La première pierre de Maison Terra a été posée ce mardi 28 avril à La Foa, en présence de Christopher Gygès, membre du gouvernement en charge de l’économie. Derrière ce projet, une ambition clairement affichée : structurer une filière encore fragile en Nouvelle-Calédonie, celle de la transformation agroalimentaire, tout en offrant de nouveaux débouchés aux producteurs locaux.
Portée par une initiative privée, l’unité se concentrera dans un premier temps sur deux segments. D’un côté, les produits de quatrième gamme : fruits et légumes frais déjà préparés, lavés, épluchés et découpés, destinés en priorité à la restauration collective.
De l’autre, les produits de troisième gamme, avec des fruits et légumes surgelés permettant d’absorber les pics de production et de lisser l’offre tout au long de l’année.
L’installation affichera une capacité initiale de 300 tonnes par an et devrait générer six emplois directs. Mais au-delà des chiffres, le projet vise surtout à répondre à une problématique bien connue du secteur agricole calédonien : l’écoulement des productions.
En s’appuyant sur un approvisionnement local, Maison Terra entend offrir aux agriculteurs des débouchés plus stables, favoriser la planification des cultures et limiter les pertes, notamment pour les produits hors calibre souvent écartés des circuits traditionnels.

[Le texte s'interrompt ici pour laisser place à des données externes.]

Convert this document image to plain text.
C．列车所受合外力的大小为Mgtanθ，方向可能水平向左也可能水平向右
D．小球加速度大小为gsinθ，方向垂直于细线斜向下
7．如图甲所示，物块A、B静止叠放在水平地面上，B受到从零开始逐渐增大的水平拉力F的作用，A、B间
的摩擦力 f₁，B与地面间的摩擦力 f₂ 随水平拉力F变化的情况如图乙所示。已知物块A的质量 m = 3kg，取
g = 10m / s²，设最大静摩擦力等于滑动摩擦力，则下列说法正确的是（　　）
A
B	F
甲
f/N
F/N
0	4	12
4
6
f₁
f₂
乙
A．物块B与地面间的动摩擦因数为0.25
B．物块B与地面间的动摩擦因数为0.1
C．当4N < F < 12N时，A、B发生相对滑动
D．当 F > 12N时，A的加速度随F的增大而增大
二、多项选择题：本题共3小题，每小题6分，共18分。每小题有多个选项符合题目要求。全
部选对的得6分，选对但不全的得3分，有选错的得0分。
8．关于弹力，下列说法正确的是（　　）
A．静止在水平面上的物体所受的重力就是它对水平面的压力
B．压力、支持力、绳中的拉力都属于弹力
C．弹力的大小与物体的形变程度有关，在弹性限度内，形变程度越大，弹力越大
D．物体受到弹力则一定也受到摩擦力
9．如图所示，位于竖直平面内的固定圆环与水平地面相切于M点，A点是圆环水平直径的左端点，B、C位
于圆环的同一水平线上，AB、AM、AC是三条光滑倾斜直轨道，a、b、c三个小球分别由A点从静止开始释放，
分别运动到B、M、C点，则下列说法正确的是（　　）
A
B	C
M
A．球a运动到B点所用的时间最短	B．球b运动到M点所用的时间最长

À terme, la structure prévoit déjà une montée en gamme avec le développement de produits transformés à plus forte valeur ajoutée : légumes précuits, purées, soupes pasteurisées, bocaux ou sauces prêtes à l’emploi, ainsi qu’une possible ouverture vers l’export régional.
Ce projet, estimé à 400 millions de francs, a été soutenu par des dispositifs de défiscalisation locaux et nationaux.
Il s’inscrit dans les priorités affichées de l’exécutif : soutenir le développement économique, encourager la création d’emplois et renforcer l’autonomie alimentaire du territoire.
Un enjeu stratégique dans un contexte où la dépendance aux importations reste élevée et où la structuration des filières locales apparaît plus que jamais comme un levier de souveraineté.